Angenommen, eine Modedesignerin mit gehobenem Lebensstil kann wegen der Finanzkrise und der eigenen Fehleinschätzungen die hohe Schuldenlast nicht mehr bewältigen und wird gepfändet. Sie hat nicht einmal mehr Geld für das Nötig-ste, aber als Zuflucht ein altes Haus auf dem Land.

Welchen Einfluss hat der Rückfall in nahezu primitive Lebensumstände auf das soziale Verhalten, auf Wertvorstellungen und Gefühle? Diese Überlegung hat sich Doris Knecht zum Ausgangspunkt ihres neuen Romans gemacht. Ihre Protagonistin versucht nach dem gesellschaftlichen Abstieg bloß eines: zu überleben.

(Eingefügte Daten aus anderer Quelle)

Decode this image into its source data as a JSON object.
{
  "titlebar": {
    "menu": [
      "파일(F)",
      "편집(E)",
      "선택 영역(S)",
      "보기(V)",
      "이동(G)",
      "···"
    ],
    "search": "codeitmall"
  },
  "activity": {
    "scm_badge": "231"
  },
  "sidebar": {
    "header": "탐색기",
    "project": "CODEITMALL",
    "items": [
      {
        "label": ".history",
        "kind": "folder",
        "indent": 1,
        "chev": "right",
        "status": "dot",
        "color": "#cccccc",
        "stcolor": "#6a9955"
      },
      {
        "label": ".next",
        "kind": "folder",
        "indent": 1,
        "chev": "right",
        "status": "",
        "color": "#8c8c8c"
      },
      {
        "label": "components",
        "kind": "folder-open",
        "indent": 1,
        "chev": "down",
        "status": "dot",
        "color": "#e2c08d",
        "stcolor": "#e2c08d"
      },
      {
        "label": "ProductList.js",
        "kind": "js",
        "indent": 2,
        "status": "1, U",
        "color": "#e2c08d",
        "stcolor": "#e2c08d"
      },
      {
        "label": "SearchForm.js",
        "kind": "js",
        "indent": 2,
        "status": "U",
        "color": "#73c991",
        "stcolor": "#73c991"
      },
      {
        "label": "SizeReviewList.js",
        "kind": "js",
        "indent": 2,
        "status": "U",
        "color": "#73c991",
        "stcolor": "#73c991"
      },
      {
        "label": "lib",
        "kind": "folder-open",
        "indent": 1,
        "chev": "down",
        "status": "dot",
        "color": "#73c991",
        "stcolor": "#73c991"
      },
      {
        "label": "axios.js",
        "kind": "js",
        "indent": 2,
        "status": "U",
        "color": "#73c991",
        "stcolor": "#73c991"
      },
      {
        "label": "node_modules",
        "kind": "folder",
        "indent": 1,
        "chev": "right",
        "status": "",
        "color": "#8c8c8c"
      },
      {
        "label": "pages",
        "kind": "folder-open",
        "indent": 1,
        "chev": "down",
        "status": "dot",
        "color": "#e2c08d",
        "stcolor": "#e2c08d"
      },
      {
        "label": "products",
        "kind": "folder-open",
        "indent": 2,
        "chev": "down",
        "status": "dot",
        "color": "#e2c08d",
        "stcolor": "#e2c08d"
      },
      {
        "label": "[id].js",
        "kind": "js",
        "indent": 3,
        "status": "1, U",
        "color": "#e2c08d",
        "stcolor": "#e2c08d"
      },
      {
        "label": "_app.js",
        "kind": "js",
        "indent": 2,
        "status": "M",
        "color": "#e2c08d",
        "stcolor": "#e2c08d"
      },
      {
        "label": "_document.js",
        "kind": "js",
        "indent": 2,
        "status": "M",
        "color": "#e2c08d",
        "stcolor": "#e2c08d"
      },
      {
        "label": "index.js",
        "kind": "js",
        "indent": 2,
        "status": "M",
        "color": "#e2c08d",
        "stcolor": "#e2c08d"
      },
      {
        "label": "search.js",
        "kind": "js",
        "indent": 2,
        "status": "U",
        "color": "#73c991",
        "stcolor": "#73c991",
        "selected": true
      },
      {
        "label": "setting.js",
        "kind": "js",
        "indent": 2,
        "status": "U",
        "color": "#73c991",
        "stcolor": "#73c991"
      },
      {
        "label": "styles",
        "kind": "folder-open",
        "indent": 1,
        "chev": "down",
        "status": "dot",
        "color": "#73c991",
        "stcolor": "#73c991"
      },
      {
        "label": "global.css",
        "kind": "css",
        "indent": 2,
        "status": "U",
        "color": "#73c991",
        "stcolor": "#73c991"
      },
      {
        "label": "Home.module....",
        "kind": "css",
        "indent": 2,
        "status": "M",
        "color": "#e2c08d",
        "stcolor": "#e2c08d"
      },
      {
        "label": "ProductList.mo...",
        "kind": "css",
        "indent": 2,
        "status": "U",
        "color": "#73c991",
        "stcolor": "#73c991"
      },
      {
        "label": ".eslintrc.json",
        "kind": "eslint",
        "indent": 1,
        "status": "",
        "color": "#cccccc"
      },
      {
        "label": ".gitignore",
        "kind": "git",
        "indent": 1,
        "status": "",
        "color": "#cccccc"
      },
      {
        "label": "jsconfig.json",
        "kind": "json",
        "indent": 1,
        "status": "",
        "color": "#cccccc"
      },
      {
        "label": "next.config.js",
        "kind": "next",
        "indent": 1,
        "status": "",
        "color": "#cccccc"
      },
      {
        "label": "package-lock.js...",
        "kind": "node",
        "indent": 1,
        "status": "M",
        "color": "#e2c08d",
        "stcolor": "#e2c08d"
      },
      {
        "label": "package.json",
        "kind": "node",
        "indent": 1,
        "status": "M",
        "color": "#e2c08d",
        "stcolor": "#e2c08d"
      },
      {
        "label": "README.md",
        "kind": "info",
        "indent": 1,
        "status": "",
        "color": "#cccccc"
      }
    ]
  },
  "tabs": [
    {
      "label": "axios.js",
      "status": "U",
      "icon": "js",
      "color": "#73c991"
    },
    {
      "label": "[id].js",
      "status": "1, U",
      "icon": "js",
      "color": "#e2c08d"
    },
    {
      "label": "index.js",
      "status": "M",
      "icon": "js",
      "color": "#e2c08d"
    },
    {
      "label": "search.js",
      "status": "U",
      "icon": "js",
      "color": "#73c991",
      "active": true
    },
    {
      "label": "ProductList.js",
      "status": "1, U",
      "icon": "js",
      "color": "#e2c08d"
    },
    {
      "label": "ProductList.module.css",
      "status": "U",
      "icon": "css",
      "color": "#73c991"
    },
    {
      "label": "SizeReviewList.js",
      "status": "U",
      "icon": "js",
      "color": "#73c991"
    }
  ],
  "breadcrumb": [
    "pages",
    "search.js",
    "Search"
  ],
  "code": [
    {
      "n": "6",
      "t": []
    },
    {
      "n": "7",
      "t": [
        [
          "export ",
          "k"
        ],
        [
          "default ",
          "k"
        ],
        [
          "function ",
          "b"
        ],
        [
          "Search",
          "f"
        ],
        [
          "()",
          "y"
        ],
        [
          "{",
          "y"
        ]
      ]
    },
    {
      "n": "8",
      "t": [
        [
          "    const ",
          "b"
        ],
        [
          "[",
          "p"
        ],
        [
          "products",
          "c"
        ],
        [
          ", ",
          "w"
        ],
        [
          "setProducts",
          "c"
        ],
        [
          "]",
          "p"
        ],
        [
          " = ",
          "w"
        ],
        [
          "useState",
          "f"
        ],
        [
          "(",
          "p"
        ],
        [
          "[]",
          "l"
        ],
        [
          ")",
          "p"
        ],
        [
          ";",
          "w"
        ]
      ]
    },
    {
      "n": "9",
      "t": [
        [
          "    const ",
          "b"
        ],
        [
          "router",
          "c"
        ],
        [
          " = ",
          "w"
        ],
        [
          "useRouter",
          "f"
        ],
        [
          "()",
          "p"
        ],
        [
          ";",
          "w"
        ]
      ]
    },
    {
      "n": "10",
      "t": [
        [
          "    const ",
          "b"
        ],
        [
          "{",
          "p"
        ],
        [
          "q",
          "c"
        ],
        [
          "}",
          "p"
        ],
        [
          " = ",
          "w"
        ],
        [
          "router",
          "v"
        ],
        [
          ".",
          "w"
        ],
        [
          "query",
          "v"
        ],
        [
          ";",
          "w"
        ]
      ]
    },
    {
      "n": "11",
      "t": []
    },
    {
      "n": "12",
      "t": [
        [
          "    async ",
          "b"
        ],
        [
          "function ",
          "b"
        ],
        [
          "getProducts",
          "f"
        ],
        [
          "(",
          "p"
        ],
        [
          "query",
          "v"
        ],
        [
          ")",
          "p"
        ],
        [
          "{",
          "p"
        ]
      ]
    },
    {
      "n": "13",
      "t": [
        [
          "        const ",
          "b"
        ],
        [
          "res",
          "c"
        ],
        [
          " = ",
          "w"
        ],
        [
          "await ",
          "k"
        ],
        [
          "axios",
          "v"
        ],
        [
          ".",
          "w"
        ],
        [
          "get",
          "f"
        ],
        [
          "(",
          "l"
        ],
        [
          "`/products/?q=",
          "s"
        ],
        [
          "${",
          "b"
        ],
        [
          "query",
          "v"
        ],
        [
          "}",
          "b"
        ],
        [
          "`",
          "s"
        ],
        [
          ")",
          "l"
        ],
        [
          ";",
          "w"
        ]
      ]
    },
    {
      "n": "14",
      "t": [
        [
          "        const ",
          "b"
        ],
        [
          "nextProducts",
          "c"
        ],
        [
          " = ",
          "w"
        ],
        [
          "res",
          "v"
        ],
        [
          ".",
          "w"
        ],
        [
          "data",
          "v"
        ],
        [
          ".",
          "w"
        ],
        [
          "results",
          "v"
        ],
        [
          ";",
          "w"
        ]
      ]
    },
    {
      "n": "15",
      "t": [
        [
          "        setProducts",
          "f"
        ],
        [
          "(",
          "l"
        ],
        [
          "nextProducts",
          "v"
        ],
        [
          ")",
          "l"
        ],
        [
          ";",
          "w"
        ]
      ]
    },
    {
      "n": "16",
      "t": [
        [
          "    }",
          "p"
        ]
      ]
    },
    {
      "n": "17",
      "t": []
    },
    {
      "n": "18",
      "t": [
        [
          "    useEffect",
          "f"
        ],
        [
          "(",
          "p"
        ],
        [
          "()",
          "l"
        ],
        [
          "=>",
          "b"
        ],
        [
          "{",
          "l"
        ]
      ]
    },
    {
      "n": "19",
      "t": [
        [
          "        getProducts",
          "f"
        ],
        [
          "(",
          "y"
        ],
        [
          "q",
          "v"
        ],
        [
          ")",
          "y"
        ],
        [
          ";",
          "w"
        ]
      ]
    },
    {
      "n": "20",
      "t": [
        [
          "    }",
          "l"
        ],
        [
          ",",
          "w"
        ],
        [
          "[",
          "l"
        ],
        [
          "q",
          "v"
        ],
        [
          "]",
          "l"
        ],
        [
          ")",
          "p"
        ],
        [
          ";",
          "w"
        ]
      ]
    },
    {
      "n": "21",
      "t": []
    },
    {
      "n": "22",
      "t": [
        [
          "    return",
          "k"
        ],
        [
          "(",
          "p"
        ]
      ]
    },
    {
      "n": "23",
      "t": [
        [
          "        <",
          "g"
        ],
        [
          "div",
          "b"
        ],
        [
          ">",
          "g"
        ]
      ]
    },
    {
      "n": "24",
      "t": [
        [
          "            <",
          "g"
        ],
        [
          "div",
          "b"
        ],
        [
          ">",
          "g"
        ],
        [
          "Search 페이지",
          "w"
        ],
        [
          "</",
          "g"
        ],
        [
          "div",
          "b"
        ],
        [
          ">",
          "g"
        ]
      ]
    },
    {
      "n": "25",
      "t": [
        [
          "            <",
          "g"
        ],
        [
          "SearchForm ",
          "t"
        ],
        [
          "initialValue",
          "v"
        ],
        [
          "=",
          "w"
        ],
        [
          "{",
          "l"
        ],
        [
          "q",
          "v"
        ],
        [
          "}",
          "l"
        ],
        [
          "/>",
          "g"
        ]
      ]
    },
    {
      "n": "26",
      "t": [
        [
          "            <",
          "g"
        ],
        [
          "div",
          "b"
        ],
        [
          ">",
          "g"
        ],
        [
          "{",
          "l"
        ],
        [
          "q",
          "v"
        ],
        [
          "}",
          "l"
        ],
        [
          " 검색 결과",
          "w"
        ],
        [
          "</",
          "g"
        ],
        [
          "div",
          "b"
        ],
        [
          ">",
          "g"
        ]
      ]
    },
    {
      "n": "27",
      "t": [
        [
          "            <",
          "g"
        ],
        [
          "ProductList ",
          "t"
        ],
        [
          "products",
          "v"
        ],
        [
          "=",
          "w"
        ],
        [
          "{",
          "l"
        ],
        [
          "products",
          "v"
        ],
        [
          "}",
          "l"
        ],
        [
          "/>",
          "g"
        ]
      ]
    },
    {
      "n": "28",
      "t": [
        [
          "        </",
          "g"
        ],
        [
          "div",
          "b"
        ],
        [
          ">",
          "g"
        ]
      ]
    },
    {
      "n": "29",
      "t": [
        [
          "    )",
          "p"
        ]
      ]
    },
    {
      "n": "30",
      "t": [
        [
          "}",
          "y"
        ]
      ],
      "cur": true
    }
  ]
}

Weil das nicht so einfach ist mit nur ein paar Ribiselbüschen im Garten, wird die Situa- tion schnell prekär.

Den ersten schlimmen Winter, der sie fast das Leben gekostet hätte, hat Marian zu Beginn des Romans bereits hinter sich, für den zweiten, der unmittelbar bevorsteht, fühlt sie sich besser gerüstet, denn sie hat inzwischen gelernt - wie einst Marlen Haushofers Heldin hinter der Wand -, Vorräte effizienter zu horten.

Da sie in der Nähe eines Waldes lebt, der u.a. für das Verirren und Abkommen vom rechten Weg steht, geht sie fischen und wildern. Und sie hat - was Haushofers Heldin nicht konnte - hilfreiche Kontakte geknüpft. Zum Beispiel mit Franz, einem schweigsamen, verheirateten "Landmann", mit dem sie eine Affäre unterhält, eine Unterhalts-Affäre sozusagen, denn Marian ist auf seine Holz- und Lebensmittellieferungen angewiesen. Ein Arrangement, das keinen romantischen Vorstellungen, sondern Pragmatismus entspringt.

Das haben uns ja schon die Großmütter gesagt: Wenn es einem schlecht geht, kriecht man zum Kreuz und in der Not isst man das Brot auch ohne Wurst.

Zum Glück ist Doris Knechts Analyse vielschichtiger, es geht hier nicht um naive Läuterung. Ihre Protagonistin, auf deren Haustür jemand das Wort "Hur" gesprüht hat, denkt intensiv darüber nach, warum es so weit gekommen ist, und reflektiert auch die Beziehung zu Franz unsentimental, wobei sich interessante Fragen ergeben: Ist nicht das ganze Leben von zum Teil fragwürdigen Übereinkünften des Gebens und Nehmens geprägt? Verkaufte sie sich früher als Modedesignerin nicht ebenso, als sie ihr Talent für einen schnellen Erfolg verriet?

Wenn sich die bisher emanzipierte Marian unter den Schutz eines Patriarchen stellt, den sie mit der Zeit auch lieb gewinnt, zeigt das nichts anderes, als dass Gefühle auch heute noch maßgeblich von der Ökonomie geprägt sind - was auch in Marians früheren Beziehungen unter emanzipatorisch-zeitgeistigen Voraussetzungen zum Ausdruck kam.

Auch wenn Knechts Roman manche Stadt-Land-Klischees bedient und mitunter ein wenig vorschnell ins Versöhnliche driftet, ist vielleicht gerade das Versöhnliche der radikale Ansatz bei diesem Buch.

In diesem Sinn war es durchaus eine gute Entscheidung, Ma-rian nicht in der existenziellen Not des ersten Winters zu beschreiben, sondern vielmehr in ihrer Phase der Anpassung und Wiedereingliederung in das soziale Leben.

Doris Knecht: Wald. Roman, Verlag Rowohlt Berlin, 2015, 270 Seiten, 20,60 Euro.